Otis starts to stir in my arms, his head turning out to face everyone. To face Carter. “I don’t have a daddy.”
The smile on Conrad’s face is enough to send the poor child into a coma. “Yes you do, Otis. Why, he’s lying right beside you on the floor.”
Carmen flashes a look, her head shaking rigidly.
Keep him turned away. Don’t let him see his father bleeding on the floor.
The message is received. But it’s too late.
Otis is already looking down at his father—radio silent.
Anything is better than silence.
I feel for the kid. Of course, I want to be there for him too, but this is different. No child should watch a biological parent pass away right before their eyes…
Pass away? Carter won’t be doing that anytime soon. All of us have to live at least another forty years before we’re allowed to die. We have Carmen and Otis to protect. We have lives to start living—proper ones where we settle down and remain in one location.
I’m so repulsed by Conrad’s sickening smile that I don’t even see Carmen disappear into the shadows. All I feel is light movement whisking behind me, and the warming scent of apple shampoo. It’s her.
I remain still even though instinct is begging me to snap around and save her from the bad decision she’s about to make.
“I see how it is.” Her feminine voice ripples through the warehouse. “You already ruined my family, so now you make it your mission to ruin other peoples’. Not on my watch.Nothingcomes in between me and Otis. Not even stinking Irish buffoons who think they rule the world.”
An agonizing cry tears through the warehouse.

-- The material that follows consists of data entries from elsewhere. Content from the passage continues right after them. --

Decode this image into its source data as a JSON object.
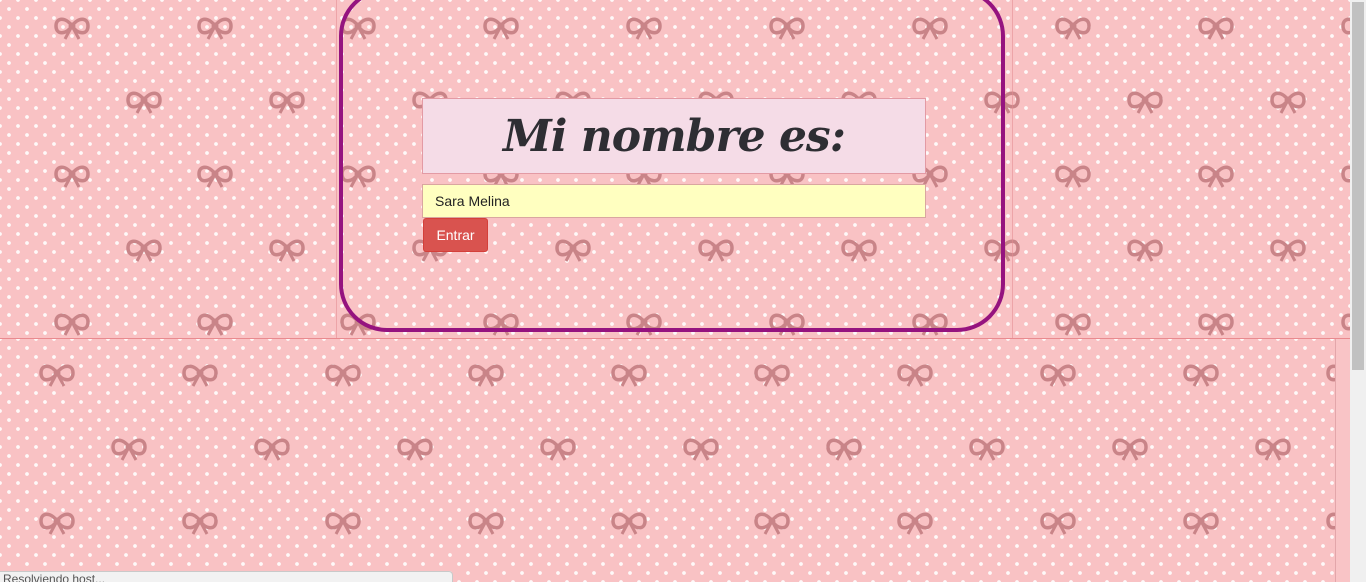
{
  "page": {
    "title": "Mi nombre es:",
    "name_input": {
      "value": "Sara Melina",
      "background_color": "#ffffc0"
    },
    "enter_button": {
      "label": "Entrar",
      "color": "#d9534f"
    },
    "frame_color": "#95137f",
    "background": {
      "color": "#f9c2c4",
      "pattern": "white polka dots with mauve bows"
    }
  },
  "status_bar": {
    "text": "Resolviendo host..."
  }
}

I zip around and watch the moment Carmen thrusts the knife clean into Conrad’s stomach. I’m so taken aback that I don’t even realize Otis is looking too, his infant eyes wide in horror as blood splats to the floor.
Eventually, after fighting to keep himself stable, Conrad falls. He plummets to the cold warehouse floor. Carmen chokes on air. The knife leaves her frozen hand and clinks to the floor.
Vex’s knife. I turn back around to share his horror, and find the weapon no longer in his hand.
“We have to get Carter out of here,” I say, lunging forward to swing one of his hopeless arms over my shoulder. “Vex, grab the other side. Carmen.” I snap my fingers in her face and hope it’s enough for her to stop hyperventilating. “Take Otis. We need to move.”
No response.
Carmen is shaking too profusely to even look at me.
“Carmen!” Vex tries. He manages to grab some of her attention. It’s a small win that she’s looking his way instead of staring mindlessly into the abyss like she’s been doing ever since Conrad went down. “Carry Otis. We need to get out of here. Now.”
When you join a group of outlaws, nobody tells you how challenging it is to lug a fully grown man over two dozen dead bodies.
Carmen takes the lead, Otis buried in her breast as she steps gingerly over corpses. It’s a never-ending obstacle course.
I step over them myself and with Vex’s help, lift Carter over them. Something in my stomach feels off about tonight, even though we all made it out alive (barely).
Otis shouldn’t have been here. It was Conrad’s fault, nobody else’s, but I feel partly responsible for all of the trauma the boy will now carry through the rest of his life.
I catch a lock of brown hair lifting in the breeze up ahead. The first leak of daylight breaks into the sky and turns Carmen’s hair a beautiful caramel color. I stare at the back of her head and my heart sinks.
She still thinks this is her fault.
She races ahead to put as much distance between us as possible.
I fear we overcame one obstacle just to run into another.